Kementerian Pertanian dan Kementerian Perdagangan diharapkan dapat saling menunjang importasi komoditas penting pangan. KPK meminta agar kedua menteri dapat mengantisipasi tindak pidana korupsi impor hortikultura itu.
Oleh
PRAYOGI DWI SULISTYO
·3 menit baca
JAKARTA, KOMPAS — Komisi Pemberantasan Korupsi mengantisipasi tindak pidana korupsi impor komoditas hortikultura dan tujuh komoditas penting lainnya dengan melakukan kajian bersama Menteri Pertanian Syahrul Yasin Limpo dan Menteri Perdagangan Muhammad Lutfi, Kamis (22/4/2021), di Jakarta. Kedua kementerian ini diharapkan dapat saling menunjang importasi komoditas penting tersebut.
Wakil Ketua KPK Nurul Ghufron mengatakan, dalam importasi hortikultura dan tujuh komoditas penting lainnya, yakni beras, gula, bawang putih, daging sapi, kedelai, jagung, dan ayam, beberapa kali sudah menimbulkan kasus. Dalam menangani kasus tersebut, KPK tidak hanya melakukan penindakan, tetapi juga memperbaiki sistem yang ada.

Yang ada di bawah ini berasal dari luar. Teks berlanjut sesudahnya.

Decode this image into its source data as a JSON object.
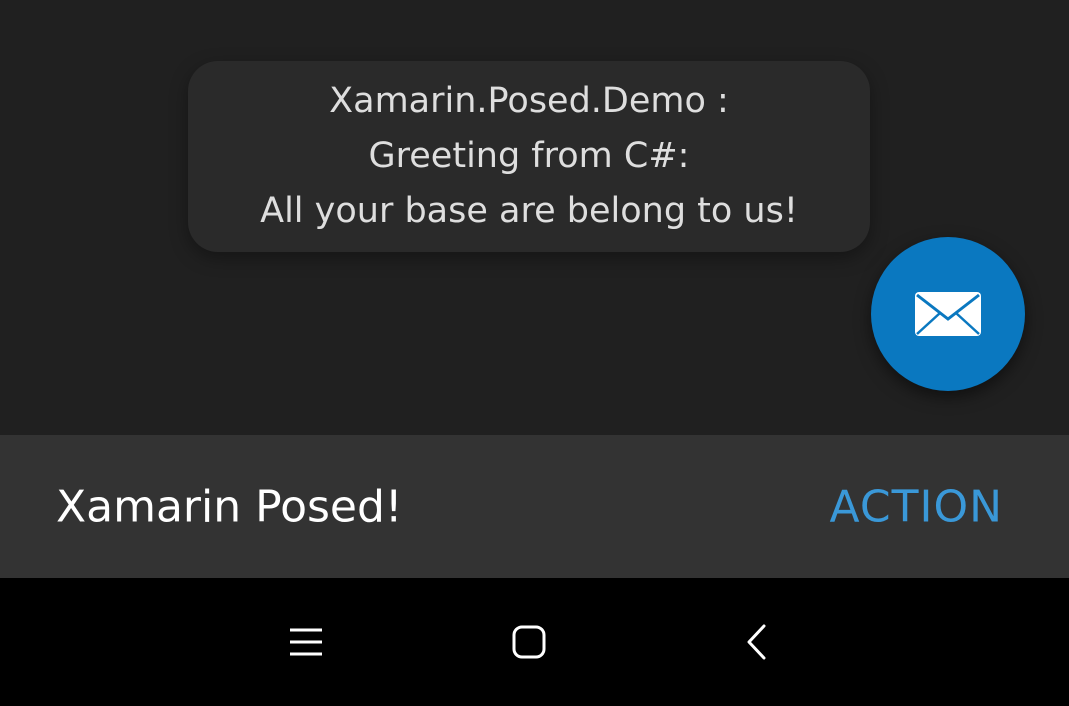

”Kita telah merekam kasus-kasus, maka kemudian kami menindaklanjuti dengan proses perbaikan sistem agar kasus-kasus tindak pidana korupsi dalam importasi tujuh komoditas tersebut tidak terulang kembali,” kata Ghufron dalam konferensi pers.
Ia menuturkan, kedua menteri tersebut dipertemukan karena importasi komoditas hortikultura dan tujuh komoditas penting tersebut melibatkan Kementerian Perdagangan dan Kementerian Pertanian. Keduanya adalah pemangku kepentingan yang saling menunjang impor.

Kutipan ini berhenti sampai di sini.